Threshold not indexed

The $3 million threshold is not currently proposed to be indexed. This means that, over time, more people are likely to be subject to Division 296 tax. It is important that all thresholds across our taxation and superannuation systems are indexed or regularly reviewed. Indexing the $3 million threshold would ensure that the threshold reflects true market conditions and does not inappropriately expose more than 0.5 per cent of all Australians to Division 296 tax (the government’s announcement on 28 February 2023 indicates that around 80,000 people will be affected by the measure in 2025–26).

Utilising losses

The draft bill proposes to allow taxpayers who are subject to Division 296 to carry forward negative superannuation earnings. This will provide some form of recognition of years where superannuation accounts have negative earnings. These losses would be able to be carried forward under Division 296 to be applied against future gains.

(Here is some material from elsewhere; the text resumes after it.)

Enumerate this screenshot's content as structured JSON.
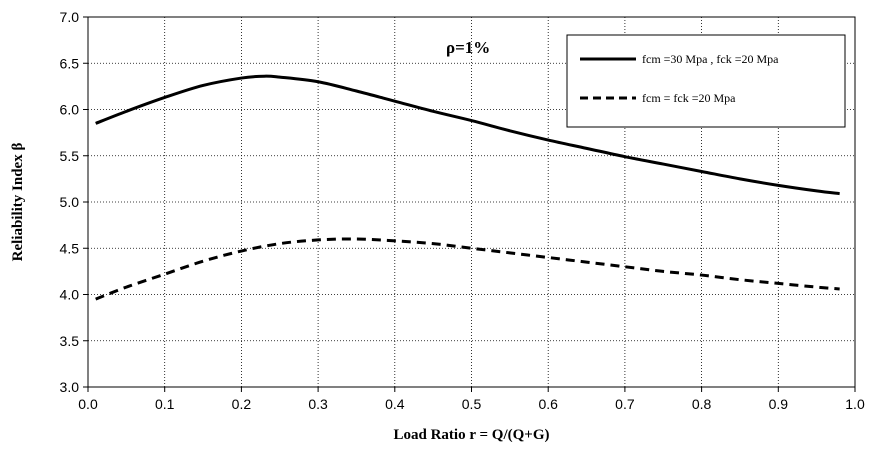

However, some circumstances will not permit the loss carried forward to be recognised or may result in inequitable outcomes. These include, but are not limited to:

  • Superannuation funds incurring large and unforeseen losses (for example, losses resulting from a severe recession or market crash) that exceed cumulative future gains.
  • Individuals who die after incurring a loss and are unable to recoup the loss or transfer it to their estate.

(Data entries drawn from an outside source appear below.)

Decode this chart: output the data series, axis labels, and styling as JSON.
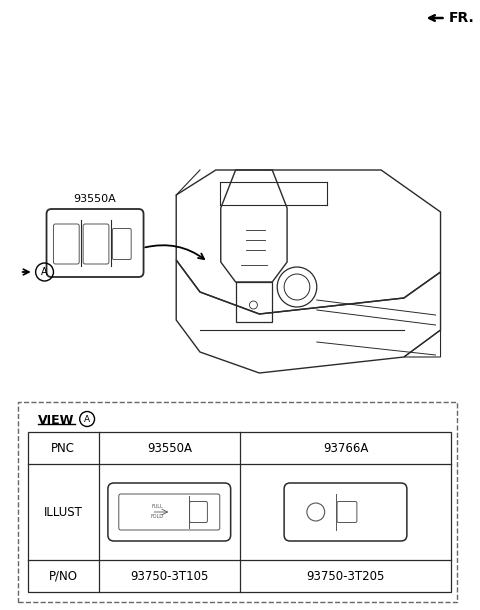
{
  "bg_color": "#ffffff",
  "fr_label": "FR.",
  "view_label": "VIEW",
  "circle_a": "A",
  "table": {
    "headers": [
      "PNC",
      "93550A",
      "93766A"
    ],
    "row2_label": "ILLUST",
    "row3": [
      "P/NO",
      "93750-3T105",
      "93750-3T205"
    ]
  }
}
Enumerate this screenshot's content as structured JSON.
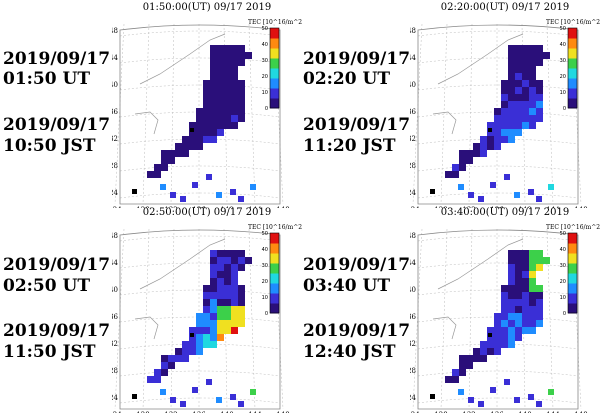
{
  "panels": [
    {
      "title": "01:50:00(UT)  09/17 2019",
      "label_ut_date": "2019/09/17",
      "label_ut_time": "01:50 UT",
      "label_jst_date": "2019/09/17",
      "label_jst_time": "10:50 JST",
      "colorbar_title": "TEC [10^16/m^2]",
      "colorbar_ticks": [
        "50",
        "40",
        "30",
        "20",
        "10",
        "0"
      ],
      "lat_labels": [
        "48",
        "44",
        "40",
        "36",
        "32",
        "28",
        "24"
      ],
      "lon_labels": [
        "124",
        "128",
        "132",
        "136",
        "140",
        "144",
        "148"
      ],
      "activity": 0.25
    },
    {
      "title": "02:20:00(UT)  09/17 2019",
      "label_ut_date": "2019/09/17",
      "label_ut_time": "02:20 UT",
      "label_jst_date": "2019/09/17",
      "label_jst_time": "11:20 JST",
      "colorbar_title": "TEC [10^16/m^2]",
      "colorbar_ticks": [
        "50",
        "40",
        "30",
        "20",
        "10",
        "0"
      ],
      "lat_labels": [
        "48",
        "44",
        "40",
        "36",
        "32",
        "28",
        "24"
      ],
      "lon_labels": [
        "124",
        "128",
        "132",
        "136",
        "140",
        "144",
        "148"
      ],
      "activity": 0.55
    },
    {
      "title": "02:50:00(UT)  09/17 2019",
      "label_ut_date": "2019/09/17",
      "label_ut_time": "02:50 UT",
      "label_jst_date": "2019/09/17",
      "label_jst_time": "11:50 JST",
      "colorbar_title": "TEC [10^16/m^2]",
      "colorbar_ticks": [
        "50",
        "40",
        "30",
        "20",
        "10",
        "0"
      ],
      "lat_labels": [
        "48",
        "44",
        "40",
        "36",
        "32",
        "28",
        "24"
      ],
      "lon_labels": [
        "124",
        "128",
        "132",
        "136",
        "140",
        "144",
        "148"
      ],
      "activity": 0.85
    },
    {
      "title": "03:40:00(UT)  09/17 2019",
      "label_ut_date": "2019/09/17",
      "label_ut_time": "03:40 UT",
      "label_jst_date": "2019/09/17",
      "label_jst_time": "12:40 JST",
      "colorbar_title": "TEC [10^16/m^2]",
      "colorbar_ticks": [
        "50",
        "40",
        "30",
        "20",
        "10",
        "0"
      ],
      "lat_labels": [
        "48",
        "44",
        "40",
        "36",
        "32",
        "28",
        "24"
      ],
      "lon_labels": [
        "124",
        "128",
        "132",
        "136",
        "140",
        "144",
        "148"
      ],
      "activity": 0.6
    }
  ],
  "colors": {
    "background_land": "#4a2bb0",
    "sea": "#ffffff",
    "scale": [
      "#2a0f7a",
      "#3a2fd6",
      "#1f8cff",
      "#20d8e0",
      "#3cd04a",
      "#f0e020",
      "#ff8a10",
      "#e01010"
    ]
  }
}
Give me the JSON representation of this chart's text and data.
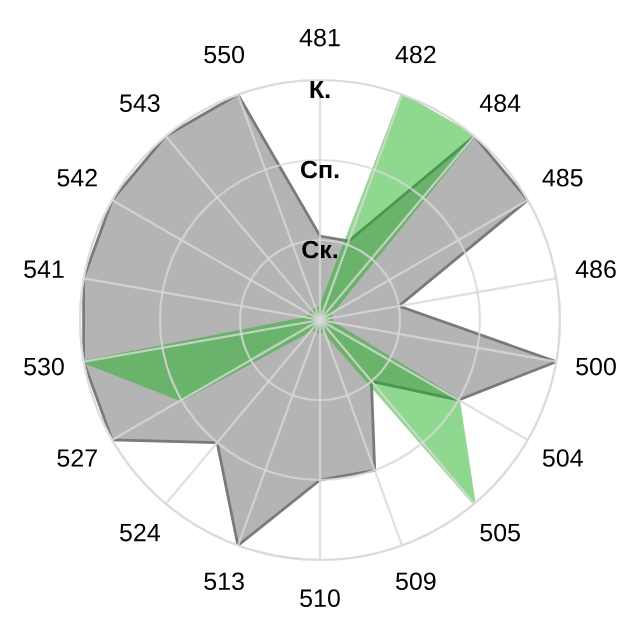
{
  "chart_data": {
    "type": "radar",
    "categories": [
      "481",
      "482",
      "484",
      "485",
      "486",
      "500",
      "504",
      "505",
      "509",
      "510",
      "513",
      "524",
      "527",
      "530",
      "541",
      "542",
      "543",
      "550"
    ],
    "ylim": [
      0,
      3
    ],
    "yticks": [
      {
        "value": 1,
        "label": "Ск."
      },
      {
        "value": 2,
        "label": "Сп."
      },
      {
        "value": 3,
        "label": "К."
      }
    ],
    "grid": true,
    "series": [
      {
        "color": "#b4b4b4",
        "values": [
          1.05,
          1.05,
          3,
          3,
          1,
          3,
          2,
          1,
          2,
          2,
          3,
          2,
          3,
          3,
          3,
          3,
          3,
          3
        ]
      },
      {
        "color": "#21b121",
        "values": [
          0.15,
          3,
          3,
          0.15,
          0.15,
          0.15,
          2,
          3,
          0.15,
          0.15,
          0.15,
          0.15,
          2,
          3,
          0.15,
          0.15,
          0.15,
          0.15
        ]
      }
    ]
  }
}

To resolve these outcomes, the draft bill could be revised to allow members to carry back losses and seek a refund of previously paid amounts of Division 296 tax. Such an approach would resolve the inequitable scenarios noted above.

Making information available

The draft explanatory memorandum states the ATO will calculate Division 296 liabilities and notify impacted taxpayers each year. This infers that the ATO will have the relevant information available to undertake these calculations, which raises the important question of whether, and if so how, this information will be made available to taxpayers and their advisers.

The underlying data should be made available to taxpayers and their advisers through the ATO’s online services to provide them with a means to verify the Commissioner’s calculations. Without this information, a significant cost and time burden will be imposed on taxpayers who want to verify or estimate a Division 296 liability. Making the information available will also be of use to advisers who are engaged to provide taxpayers with accurate and timely investment and planning advice.

Final comments

The consultation for the draft bill and draft explanatory memorandum concluded on 18 October. We await further progress and hope that the key issues and concerns raised by the professional associations and industry are addressed before the enabling bill is introduced into parliament.

Robyn Jacobson is a senior advocate at the Tax Institute.